Signs that China is losing its appetite for key financial reforms are fuelling concerns that the country will remain on a path of unbalanced growth, increasing the chances of a future economic crisis.
China’s economy has been driven by heavy investment and exports, but those two motors are beginning to sputter. Analysts say that financial reforms are critical to giving households a bigger share of the nation’s wealth and so unlocking consumption-led growth.
Meanwhile, the costs of an unreformed financial sector are rising, as shown by the huge debts incurred during its 2009-10 stimulus, which are now starting to come due.
However, the latest Chinese financial work conference — a meeting of regulators and policymakers held every five years which has previously laid the groundwork for major reforms – has disappointed analysts by failing to produce any significant new measures. The conference, which concluded over the weekend, was instead largely a restatement of old pledges that offered little new.
Partly, that is a reflection of where China is in its political cycle, with an emphasis on stability in the midst of a major leadership transition.
But more worryingly, observers say the conference’s failure to produce more substantial results is an indication that China’s reform drive has shifted down a gear. Instead, Beijing appears keen to avoid decisions that, while tough in the short term, are necessary to shore up the economy’s long-run success.
“Any kind of deregulation potentially has risks. The problem is that by not doing these things, you paint yourselves into a tighter and tighter corner as the years go by,” said Patrick Chovanec, a professor at Tsinghua University.
Analysts had been looking for Beijing to move forward on three specific long-mooted reforms: interest rate liberalisation, greater currency flexibility and bond market development.

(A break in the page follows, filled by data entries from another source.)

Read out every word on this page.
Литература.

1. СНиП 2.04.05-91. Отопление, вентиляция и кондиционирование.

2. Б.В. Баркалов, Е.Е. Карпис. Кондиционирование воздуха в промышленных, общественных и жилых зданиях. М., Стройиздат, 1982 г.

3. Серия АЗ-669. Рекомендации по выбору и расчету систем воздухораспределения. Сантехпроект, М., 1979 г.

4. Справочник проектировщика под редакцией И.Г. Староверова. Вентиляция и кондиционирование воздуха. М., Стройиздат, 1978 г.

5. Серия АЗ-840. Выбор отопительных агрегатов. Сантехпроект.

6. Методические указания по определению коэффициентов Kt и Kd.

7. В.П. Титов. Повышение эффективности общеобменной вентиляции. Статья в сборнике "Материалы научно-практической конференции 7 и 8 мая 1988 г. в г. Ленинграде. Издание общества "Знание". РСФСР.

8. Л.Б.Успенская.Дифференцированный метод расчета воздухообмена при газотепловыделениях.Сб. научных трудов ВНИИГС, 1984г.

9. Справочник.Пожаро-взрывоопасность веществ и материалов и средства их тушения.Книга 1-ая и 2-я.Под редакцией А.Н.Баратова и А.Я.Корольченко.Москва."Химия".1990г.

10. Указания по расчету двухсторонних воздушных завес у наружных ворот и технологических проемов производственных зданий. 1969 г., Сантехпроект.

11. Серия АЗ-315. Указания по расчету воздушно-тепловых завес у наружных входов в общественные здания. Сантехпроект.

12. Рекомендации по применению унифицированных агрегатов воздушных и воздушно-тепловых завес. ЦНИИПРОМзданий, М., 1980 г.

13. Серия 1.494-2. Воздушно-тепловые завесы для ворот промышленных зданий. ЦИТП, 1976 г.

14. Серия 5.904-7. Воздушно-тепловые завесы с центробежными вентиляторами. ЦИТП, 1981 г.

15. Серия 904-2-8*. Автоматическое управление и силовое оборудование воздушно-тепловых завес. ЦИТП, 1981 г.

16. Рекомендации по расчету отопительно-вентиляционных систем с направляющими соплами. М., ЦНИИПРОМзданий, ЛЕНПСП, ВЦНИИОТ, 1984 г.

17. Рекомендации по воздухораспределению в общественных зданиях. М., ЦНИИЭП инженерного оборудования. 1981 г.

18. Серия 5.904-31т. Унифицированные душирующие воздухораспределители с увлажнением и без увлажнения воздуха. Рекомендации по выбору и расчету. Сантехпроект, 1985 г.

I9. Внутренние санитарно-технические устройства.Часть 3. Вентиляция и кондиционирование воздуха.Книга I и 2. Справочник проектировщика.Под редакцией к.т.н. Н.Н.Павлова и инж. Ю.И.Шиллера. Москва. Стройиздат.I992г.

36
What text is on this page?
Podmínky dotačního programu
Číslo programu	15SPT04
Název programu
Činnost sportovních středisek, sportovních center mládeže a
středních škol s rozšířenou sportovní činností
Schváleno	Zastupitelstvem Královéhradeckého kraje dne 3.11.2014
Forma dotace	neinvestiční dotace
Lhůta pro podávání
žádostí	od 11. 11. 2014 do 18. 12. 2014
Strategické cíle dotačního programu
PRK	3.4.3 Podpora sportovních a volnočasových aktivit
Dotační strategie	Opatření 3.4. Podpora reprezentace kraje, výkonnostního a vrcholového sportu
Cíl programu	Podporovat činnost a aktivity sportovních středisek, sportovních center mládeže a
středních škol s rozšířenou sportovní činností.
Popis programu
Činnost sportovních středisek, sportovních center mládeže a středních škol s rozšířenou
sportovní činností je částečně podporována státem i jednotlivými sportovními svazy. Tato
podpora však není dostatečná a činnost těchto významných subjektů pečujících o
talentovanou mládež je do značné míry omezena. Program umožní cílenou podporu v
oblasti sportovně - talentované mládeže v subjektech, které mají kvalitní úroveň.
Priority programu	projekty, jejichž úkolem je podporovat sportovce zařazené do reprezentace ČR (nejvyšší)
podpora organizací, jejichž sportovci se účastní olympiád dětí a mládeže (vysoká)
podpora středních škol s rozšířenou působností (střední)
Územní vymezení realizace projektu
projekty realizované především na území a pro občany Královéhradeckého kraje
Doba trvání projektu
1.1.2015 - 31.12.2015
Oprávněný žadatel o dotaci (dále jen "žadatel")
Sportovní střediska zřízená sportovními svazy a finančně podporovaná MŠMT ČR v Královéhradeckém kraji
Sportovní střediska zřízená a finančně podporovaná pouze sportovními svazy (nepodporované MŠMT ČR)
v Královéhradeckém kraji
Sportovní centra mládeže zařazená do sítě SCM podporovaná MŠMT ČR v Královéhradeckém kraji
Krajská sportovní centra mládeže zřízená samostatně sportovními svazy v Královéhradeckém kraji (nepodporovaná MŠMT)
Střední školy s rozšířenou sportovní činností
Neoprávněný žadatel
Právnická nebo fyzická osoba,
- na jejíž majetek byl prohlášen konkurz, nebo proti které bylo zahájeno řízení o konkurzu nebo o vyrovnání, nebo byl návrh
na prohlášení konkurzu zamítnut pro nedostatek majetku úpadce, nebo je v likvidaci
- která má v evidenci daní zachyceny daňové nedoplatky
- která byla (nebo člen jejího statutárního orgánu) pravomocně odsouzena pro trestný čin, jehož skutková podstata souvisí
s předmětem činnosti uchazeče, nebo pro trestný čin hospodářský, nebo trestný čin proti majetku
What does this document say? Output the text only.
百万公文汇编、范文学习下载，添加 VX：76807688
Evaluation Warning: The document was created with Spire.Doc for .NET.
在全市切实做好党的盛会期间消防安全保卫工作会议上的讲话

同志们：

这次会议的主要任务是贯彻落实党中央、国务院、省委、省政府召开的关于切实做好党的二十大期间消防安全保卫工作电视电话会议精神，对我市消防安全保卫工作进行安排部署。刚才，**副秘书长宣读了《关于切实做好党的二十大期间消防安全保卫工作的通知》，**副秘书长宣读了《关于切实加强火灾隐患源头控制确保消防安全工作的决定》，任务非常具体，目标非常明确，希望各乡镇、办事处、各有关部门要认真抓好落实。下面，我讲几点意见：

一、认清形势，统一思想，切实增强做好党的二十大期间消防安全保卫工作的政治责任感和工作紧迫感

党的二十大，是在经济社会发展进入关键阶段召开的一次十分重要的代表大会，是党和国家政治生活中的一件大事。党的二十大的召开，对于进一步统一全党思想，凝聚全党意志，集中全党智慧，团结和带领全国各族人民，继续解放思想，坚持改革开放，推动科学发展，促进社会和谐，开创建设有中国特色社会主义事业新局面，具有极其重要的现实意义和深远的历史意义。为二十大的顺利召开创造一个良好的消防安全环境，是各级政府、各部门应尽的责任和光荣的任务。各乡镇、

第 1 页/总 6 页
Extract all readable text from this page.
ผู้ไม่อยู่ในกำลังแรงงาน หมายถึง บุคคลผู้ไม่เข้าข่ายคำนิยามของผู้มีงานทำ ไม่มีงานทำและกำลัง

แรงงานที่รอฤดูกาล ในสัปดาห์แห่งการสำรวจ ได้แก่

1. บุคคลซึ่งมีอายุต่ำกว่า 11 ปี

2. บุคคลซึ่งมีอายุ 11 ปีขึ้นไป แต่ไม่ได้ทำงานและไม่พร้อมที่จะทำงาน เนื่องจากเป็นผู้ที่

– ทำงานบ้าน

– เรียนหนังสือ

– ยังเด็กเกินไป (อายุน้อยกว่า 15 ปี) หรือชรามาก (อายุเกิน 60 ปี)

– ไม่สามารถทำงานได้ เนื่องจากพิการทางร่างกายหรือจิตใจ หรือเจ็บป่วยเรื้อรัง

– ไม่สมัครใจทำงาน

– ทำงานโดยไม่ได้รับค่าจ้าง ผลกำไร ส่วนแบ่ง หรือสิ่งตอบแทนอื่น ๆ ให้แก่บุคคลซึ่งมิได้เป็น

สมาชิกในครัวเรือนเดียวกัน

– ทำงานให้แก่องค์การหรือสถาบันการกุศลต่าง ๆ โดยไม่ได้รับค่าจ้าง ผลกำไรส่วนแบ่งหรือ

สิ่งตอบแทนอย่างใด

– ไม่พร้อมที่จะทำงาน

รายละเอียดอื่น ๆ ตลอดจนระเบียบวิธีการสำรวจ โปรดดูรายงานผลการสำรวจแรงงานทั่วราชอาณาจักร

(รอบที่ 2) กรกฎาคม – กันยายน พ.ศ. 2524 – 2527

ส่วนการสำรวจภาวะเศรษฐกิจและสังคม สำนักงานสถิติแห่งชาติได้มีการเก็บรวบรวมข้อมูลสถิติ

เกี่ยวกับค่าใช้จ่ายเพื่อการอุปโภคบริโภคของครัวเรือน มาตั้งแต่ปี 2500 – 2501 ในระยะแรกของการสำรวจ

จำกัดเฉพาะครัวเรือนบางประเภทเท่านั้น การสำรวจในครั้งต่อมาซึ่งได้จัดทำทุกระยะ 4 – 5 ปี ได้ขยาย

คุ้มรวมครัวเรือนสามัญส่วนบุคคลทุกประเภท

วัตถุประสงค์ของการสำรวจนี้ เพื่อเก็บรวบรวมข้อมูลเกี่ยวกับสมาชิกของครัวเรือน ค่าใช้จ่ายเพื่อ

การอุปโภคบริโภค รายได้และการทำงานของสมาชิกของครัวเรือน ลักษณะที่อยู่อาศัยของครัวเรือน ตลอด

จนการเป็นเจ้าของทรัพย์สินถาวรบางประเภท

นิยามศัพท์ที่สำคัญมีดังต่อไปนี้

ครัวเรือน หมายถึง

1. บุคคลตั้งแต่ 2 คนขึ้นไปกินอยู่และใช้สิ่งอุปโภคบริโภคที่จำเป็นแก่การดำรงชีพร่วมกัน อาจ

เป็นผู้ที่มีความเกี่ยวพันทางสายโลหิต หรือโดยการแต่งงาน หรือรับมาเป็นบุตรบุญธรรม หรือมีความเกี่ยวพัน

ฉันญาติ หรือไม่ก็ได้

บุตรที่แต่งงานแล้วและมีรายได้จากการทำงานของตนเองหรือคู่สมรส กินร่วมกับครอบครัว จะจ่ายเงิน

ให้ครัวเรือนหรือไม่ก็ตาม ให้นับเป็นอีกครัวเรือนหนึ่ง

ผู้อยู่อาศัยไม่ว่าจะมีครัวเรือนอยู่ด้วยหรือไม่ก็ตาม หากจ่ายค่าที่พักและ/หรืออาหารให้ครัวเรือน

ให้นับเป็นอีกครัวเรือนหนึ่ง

There was a tentative nod in the direction of the latter, with leaders agreeing to promote “a more standardised and unified bond market”. Currently, the bond market is fragmented between five separate regulatory agencies, stunting its growth.
But the other issues rated as major disappointments. The post-conference communiqué recycled well-worn language, promising that China would “steadily push forward” exchange rate and interest rate reform.
It was a far cry from China’s inaugural financial work conference in 1997, which launched the clean-up of the then insolvent banking system and established securities and insurance regulatory agencies.
The second conference in 2002 laid the groundwork for the initial public offerings of the country’s top banks and for the establishment of the banking regulator. The third conference in 2007 led to the creation of China Investment Corporation, the country’s sovereign wealth fund.
By contrast, this year’s conference “lacked big-bang measures”, Zhu Haibin, an economist with JPMorgan, wrote in a note. “This was somewhat disappointing but might be a reflection that ‘stable’ is the policy priority in 2012, therefore major breakthroughs or big changes in strategies of financial sector reform are unlikely to occur,” he said.
It can be dangerous to read too much into the wooden language of the communiqués issued after the conferences, but investors in China were still poring over the wording to glean clues about the direction of future reforms.
One thing stood out. Whereas the 2007 communiqué mentioned “risks” three times, they came up ten times in the latest communiqué — an indication of a much more defensive tone.
The petering out of China’s reform momentum does not mean the end of reform. Cautious experiments with bond issuance by local governments, the shorting of stocks and making the renminbi more widely used globally are, among others, expected to continue.
“You will see nibbling around the edges. There will be a desire to show at least some progress,” Mr Chovanec said.
Before the financial work conference, Wei Yao, an economist with Société Générale, gave a punchy summary of why more sweeping changes were needed: “All in all, we think to reform is risky but not to reform is deadly”.